Sob a Lei do Mar da ONU, a Grécia reivindica uma plataforma continental e ZEE de quase 500.000 quilômetros quadrados (quase 200.000 milhas quadradas) ao redor de suas ilhas, onde poderia exercer direitos exclusivos de pesca ou explorar gás natural.
A Turquia, apesar de sua longa costa continental, tem direito a muito menos, segundo a lei da ONU.
Essa é uma das principais razões pelas quais a Turquia discorda da Lei do Mar sobre se as ilhas devem ter tais direitos e é um dos poucos países que não a assinaram. Mas o ex-embaixador turco em Atenas, Burak Ozugergin, disse à Al Jazeera que a Turquia poderia fechar um acordo com a Grécia sob a Lei do Mar, também conhecida como UNCLOS.

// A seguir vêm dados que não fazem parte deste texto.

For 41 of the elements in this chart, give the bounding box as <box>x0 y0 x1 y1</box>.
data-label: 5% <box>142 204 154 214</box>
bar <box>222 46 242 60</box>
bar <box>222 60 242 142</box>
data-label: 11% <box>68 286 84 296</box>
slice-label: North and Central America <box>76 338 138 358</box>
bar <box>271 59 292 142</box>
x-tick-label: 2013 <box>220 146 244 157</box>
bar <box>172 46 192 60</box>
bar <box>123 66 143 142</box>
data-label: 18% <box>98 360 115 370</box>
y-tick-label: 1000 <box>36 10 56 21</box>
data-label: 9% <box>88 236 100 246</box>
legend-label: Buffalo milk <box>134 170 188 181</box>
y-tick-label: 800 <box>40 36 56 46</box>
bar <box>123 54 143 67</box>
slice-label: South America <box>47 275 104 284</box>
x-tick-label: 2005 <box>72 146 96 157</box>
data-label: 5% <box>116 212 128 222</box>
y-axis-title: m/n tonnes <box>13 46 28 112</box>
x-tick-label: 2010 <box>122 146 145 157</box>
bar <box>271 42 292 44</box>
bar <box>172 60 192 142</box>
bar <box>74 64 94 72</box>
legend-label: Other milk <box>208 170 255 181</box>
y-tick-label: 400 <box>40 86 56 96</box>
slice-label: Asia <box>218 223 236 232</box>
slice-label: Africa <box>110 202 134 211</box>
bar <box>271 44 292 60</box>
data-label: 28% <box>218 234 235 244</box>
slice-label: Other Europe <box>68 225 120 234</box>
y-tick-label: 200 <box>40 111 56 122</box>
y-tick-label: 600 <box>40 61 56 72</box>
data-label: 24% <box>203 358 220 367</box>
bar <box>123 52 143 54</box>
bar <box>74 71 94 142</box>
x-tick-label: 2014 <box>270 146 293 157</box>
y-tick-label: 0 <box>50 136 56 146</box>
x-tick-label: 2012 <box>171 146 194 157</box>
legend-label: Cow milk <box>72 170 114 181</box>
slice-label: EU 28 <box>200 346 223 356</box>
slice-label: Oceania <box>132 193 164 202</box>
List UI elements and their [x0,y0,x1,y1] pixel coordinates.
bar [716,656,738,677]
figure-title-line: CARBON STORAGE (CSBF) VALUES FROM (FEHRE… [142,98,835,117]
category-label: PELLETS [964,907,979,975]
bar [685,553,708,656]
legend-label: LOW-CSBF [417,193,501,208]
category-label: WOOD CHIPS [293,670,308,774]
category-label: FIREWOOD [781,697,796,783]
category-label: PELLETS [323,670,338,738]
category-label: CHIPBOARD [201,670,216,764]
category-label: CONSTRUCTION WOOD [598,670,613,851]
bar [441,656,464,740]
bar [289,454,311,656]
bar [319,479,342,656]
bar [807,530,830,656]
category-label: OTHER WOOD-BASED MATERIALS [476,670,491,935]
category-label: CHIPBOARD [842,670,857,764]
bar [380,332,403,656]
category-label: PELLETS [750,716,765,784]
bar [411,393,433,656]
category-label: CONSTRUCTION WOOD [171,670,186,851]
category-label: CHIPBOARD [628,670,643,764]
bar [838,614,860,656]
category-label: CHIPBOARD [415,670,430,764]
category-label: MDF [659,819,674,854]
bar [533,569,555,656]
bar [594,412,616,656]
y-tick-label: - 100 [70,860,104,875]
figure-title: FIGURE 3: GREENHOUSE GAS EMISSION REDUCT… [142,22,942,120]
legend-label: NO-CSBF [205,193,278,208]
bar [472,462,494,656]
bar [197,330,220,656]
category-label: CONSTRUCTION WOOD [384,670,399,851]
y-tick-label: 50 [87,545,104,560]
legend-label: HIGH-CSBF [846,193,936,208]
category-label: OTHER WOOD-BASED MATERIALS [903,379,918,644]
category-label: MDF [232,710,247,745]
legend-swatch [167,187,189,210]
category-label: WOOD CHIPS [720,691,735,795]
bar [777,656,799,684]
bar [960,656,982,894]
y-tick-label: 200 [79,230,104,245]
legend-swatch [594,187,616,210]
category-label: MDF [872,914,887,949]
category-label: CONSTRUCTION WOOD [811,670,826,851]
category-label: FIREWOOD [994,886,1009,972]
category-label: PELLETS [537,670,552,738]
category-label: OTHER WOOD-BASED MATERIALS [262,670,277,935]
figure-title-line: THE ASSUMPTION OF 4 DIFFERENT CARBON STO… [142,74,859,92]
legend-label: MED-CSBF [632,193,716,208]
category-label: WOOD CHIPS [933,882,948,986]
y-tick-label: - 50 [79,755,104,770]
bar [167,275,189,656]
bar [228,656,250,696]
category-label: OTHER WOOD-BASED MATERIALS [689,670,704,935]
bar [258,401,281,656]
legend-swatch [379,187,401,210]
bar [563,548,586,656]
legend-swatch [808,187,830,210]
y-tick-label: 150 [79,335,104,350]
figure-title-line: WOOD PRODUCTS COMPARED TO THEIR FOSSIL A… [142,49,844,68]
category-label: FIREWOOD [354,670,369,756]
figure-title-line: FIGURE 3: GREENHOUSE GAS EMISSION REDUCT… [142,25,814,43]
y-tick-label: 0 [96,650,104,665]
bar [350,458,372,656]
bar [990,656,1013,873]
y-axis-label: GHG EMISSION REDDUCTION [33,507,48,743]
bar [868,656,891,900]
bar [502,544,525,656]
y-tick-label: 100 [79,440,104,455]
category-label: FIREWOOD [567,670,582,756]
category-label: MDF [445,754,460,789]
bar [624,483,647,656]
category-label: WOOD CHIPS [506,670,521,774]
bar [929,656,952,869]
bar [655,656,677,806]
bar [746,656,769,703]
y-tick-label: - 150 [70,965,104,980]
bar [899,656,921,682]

“O direito internacional abrange um escopo muito maior do que a UNCLOS. Há partes da UNCLOS que estão codificadas ou se tornaram lei consuetudinária, então não é um problema para a Turquia cumpri-las… não precisamos ser parte da UNCLOS. Todo o corpo do direito internacional, incluindo as decisões judiciais relevantes, está lá”, disse Ozugergin à Al Jazeera em entrevista concedida em outubro de 2021.
O ponto crítico, disse Ozugergin, é que a Grécia não negociará seus direitos territoriais sobre a água, enquanto a Turquia insiste que a água territorial e a ZEE devem estar em discussão.
“No Egeu, se os limites territoriais das águas forem estendidos pela Grécia, então realmente não temos muito alto mar sobre o que falar, o que torna virtualmente sem sentido ir a tribunal. A Turquia está pronta para ir ao tribunal, mas com todas as questões relevantes”, disse ele em entrevista em outubro de 2022.
A Grécia diz que não discutirá sua soberania com a Turquia.
“Temos uma diferença básica, que é a delimitação das fronteiras marítimas, ou seja, a ZEE e a plataforma continental”, disse Mitsotakis em entrevista à televisão em 29 de maio.
“Outras questões, como desmilitarização ou soberania, simplesmente nunca serão discutidas pela Grécia”, disse ele.
Poucos na Grécia esperam que a Turquia abrande qualquer uma de suas posições porque suas reivindicações são unilaterais e dizem respeito apenas a Atenas.
“Para a Turquia, as questões que levanta contra a Grécia não são de importância vital. São pontos de negociação,” disse Filis.
“Se a situação continuar como está, a Turquia não perde nada, mas a soberania da Grécia é contestada, e a soberania é o próprio fundamento de um Estado”, disse ele.
“Queremos um país normal com o qual possamos conversar, que não conteste nossa soberania, que não diga coisas ultrajantes”, disse Filis.
“Menos ambiciosamente, podemos nos contentar com um país que realmente não quer dizer o que diz quando chega às ilhotas gregas e está preparado para trocar sua posição pela sensação de que não está cercado no continente da Anatólia pelas muitas ilhas da Grécia, ” ele disse.
Após a visita de Erdogan a Atenas em 2017, a Grécia iniciou um programa de rearmamento para obter o que as autoridades chamam de “poder de dissuasão” contra a ação militar turca.
Mitsotakis enfrenta uma nova eleição em 25 de junho. A eleição inicial em 21 de maio, que lhe deu 41% dos votos, sugere que ele vencerá.
Muitos gregos esperam que novos governos levem pelo menos a uma retomada das negociações. Muitos não têm esperança de que os principais problemas sejam resolvidos.